Backstopped by an $850billion sovereign wealth fund, the AAA rated country was largely unaffected by the crises that gripped both the US and Europe. The euro area is suffering as unemployment hovers at more than 12% . The housing slump also has far to go to match declines seen in the US, where prices slumped about 35% from a peak in 2006, according to the S&P/Case-Shiller index of property values in 20 cities.
Output Growth
Still, Norway’s central bank in December delayed plans to raise rates by a year, to the summer of 2015, amid signs the housing slump was eroding confidence and economic growth.

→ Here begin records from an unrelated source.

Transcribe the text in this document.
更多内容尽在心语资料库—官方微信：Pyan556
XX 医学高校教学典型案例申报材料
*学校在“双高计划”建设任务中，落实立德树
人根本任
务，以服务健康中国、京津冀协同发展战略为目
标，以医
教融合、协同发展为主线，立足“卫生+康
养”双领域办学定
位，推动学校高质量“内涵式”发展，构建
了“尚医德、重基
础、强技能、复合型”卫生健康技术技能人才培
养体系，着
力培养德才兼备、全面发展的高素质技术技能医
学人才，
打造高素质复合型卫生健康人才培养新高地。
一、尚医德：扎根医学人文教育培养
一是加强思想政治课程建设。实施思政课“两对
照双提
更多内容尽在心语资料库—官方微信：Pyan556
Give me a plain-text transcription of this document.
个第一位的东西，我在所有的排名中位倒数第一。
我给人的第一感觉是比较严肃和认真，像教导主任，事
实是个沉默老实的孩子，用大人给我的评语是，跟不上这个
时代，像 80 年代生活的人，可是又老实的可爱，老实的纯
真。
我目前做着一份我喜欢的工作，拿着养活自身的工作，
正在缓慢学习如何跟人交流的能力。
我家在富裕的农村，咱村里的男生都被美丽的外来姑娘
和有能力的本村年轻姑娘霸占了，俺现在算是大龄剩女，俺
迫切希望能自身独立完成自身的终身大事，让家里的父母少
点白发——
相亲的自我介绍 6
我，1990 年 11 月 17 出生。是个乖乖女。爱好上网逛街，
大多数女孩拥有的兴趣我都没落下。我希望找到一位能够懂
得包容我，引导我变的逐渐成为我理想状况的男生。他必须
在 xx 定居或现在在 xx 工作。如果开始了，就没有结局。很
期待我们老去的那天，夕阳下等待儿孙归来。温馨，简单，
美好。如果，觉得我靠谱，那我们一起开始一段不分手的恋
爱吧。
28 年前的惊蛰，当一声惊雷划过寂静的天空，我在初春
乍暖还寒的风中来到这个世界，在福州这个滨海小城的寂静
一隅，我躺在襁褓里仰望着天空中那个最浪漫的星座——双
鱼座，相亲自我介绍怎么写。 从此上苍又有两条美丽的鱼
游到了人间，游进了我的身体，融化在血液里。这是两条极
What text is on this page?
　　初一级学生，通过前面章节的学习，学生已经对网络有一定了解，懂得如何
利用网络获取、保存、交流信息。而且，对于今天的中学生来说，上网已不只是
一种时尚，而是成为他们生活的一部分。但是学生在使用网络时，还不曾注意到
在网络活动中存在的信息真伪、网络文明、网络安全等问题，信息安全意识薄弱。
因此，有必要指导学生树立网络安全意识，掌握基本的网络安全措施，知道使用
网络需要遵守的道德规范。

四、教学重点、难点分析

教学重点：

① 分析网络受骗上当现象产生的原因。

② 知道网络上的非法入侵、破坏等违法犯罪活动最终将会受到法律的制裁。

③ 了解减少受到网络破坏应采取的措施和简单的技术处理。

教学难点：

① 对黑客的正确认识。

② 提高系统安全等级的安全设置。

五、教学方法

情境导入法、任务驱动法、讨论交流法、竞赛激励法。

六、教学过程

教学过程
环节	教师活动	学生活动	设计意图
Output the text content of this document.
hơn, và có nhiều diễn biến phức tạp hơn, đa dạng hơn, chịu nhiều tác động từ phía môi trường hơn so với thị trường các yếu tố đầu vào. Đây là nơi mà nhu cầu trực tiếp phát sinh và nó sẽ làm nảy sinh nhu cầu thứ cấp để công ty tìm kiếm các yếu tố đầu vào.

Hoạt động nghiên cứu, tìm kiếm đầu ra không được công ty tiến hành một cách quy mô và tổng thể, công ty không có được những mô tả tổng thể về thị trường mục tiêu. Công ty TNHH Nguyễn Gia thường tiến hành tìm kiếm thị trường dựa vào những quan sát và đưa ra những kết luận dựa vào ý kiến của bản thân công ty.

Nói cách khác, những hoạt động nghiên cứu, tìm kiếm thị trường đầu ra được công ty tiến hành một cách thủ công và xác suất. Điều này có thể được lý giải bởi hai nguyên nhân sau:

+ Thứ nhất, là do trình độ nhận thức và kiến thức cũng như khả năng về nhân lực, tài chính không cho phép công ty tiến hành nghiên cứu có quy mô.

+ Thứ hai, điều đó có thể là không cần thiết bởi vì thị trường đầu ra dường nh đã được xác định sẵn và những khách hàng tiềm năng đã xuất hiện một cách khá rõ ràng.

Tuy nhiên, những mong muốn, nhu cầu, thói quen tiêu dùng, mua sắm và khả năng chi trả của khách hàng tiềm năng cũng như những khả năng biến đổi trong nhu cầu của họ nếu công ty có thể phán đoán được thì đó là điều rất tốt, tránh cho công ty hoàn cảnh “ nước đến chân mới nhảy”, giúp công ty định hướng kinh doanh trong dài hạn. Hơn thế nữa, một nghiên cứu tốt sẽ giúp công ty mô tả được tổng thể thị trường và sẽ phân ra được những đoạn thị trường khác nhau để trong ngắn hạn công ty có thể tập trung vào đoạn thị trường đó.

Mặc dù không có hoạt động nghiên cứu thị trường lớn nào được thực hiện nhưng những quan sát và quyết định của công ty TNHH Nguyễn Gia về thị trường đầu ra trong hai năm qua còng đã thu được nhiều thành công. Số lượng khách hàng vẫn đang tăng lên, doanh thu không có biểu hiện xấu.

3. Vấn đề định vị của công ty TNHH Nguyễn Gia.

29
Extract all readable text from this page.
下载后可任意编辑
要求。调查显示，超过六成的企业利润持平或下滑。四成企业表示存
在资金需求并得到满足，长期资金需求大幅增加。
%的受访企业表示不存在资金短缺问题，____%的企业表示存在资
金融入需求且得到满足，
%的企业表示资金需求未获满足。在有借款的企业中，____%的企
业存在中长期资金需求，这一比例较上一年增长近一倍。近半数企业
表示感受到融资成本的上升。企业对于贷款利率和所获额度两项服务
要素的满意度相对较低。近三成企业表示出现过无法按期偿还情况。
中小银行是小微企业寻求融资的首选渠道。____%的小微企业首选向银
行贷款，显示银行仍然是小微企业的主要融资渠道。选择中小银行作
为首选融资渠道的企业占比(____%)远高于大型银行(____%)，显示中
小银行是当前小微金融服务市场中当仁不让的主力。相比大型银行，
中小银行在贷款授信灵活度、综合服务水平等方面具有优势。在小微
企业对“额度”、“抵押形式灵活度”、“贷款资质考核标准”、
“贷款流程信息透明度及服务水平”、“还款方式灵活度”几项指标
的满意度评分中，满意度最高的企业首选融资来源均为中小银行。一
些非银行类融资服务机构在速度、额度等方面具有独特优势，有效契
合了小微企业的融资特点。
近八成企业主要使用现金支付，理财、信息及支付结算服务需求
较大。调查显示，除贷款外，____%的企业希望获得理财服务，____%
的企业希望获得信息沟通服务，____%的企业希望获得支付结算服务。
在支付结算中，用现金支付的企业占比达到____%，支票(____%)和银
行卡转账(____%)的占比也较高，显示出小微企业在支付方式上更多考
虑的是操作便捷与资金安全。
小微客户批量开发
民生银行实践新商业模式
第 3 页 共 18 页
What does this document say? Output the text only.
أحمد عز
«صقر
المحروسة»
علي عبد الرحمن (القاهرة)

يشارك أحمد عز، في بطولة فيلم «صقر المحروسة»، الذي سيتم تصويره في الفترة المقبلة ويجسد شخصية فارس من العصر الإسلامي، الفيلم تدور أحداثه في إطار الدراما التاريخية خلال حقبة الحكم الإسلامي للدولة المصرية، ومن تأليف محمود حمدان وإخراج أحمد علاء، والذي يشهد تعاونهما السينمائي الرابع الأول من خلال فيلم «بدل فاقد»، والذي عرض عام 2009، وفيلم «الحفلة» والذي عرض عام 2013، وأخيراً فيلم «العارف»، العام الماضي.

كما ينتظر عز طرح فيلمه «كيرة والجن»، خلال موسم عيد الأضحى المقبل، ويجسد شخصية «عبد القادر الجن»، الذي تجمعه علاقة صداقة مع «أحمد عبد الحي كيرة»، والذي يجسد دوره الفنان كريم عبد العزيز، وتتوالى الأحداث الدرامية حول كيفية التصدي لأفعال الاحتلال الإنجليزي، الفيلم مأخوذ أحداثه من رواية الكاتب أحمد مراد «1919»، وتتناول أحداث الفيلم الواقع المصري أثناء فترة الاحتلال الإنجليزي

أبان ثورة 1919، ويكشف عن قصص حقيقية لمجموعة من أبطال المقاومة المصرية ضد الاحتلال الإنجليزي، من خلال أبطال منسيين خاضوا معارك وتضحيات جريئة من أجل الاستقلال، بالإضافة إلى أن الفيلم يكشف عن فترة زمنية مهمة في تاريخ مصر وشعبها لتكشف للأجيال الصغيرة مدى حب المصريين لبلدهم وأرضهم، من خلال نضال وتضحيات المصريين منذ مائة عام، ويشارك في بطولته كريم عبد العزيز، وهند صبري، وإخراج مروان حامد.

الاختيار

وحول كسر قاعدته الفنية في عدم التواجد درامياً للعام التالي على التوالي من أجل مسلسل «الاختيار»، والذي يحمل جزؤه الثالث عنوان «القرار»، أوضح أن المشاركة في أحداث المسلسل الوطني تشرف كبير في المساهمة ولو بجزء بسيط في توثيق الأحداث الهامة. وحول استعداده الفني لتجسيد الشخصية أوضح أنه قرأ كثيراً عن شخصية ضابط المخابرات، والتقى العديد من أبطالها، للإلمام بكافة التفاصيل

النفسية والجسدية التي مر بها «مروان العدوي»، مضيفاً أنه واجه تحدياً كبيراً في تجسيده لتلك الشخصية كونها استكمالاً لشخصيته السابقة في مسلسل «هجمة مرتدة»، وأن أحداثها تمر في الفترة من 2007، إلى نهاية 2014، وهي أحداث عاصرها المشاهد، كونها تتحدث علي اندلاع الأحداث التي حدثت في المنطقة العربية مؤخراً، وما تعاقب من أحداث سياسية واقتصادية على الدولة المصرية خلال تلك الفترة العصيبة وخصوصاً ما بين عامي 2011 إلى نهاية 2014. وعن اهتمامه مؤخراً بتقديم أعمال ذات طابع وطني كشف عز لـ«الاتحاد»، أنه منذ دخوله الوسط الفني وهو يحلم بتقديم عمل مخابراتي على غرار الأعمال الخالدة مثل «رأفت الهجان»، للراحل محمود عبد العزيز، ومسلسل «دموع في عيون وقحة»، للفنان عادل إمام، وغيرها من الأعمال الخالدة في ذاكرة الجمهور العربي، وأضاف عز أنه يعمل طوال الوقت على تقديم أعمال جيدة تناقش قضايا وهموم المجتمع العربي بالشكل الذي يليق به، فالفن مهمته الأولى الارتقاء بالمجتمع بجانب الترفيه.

Finance Minister Siv Jensen in February said banks should be more flexible and lend up to 90% of the property value, compared with a previous 85% cap, to support first-time homebuyers, going against the advice of its financial regulator.
“Output growth continued to slow in the oil industry supplier sector and petroleum-related export industry,” the central bank said today in its Regional Network Report, which surveys businesses.
“The construction industry also reported weaker growth due to fewer housing starts.”
Nordea’s Juel sees housing prices falling about 10 percent from the peak last year through 2015. While he has not compiled an estimate for Stavanger, he said it would not be a surprise if prices fall more there.
Priced Out
For some in Stavanger, where people outside the oil industry have been struggling to keep up with rising costs of living, the cooling housing market may come as a relief.
Nina Meldahl, a 28-year-old who has a temporary job as a project assistant at the city’s chamber of commerce, recently returned to her hometown after completing a master’s degree in political science in Russia to find she was priced out of the housing market.
Coming back from abroad, she thought, “now I need a job and I need to buy a flat immediately,” she said in an interview. “I feel like renting, isn’t a failure, but a downer, because you want to have your grown-up life.”
Meldahl said she expects to buy an apartment in the summer with help from her parents after she finds a full-time job.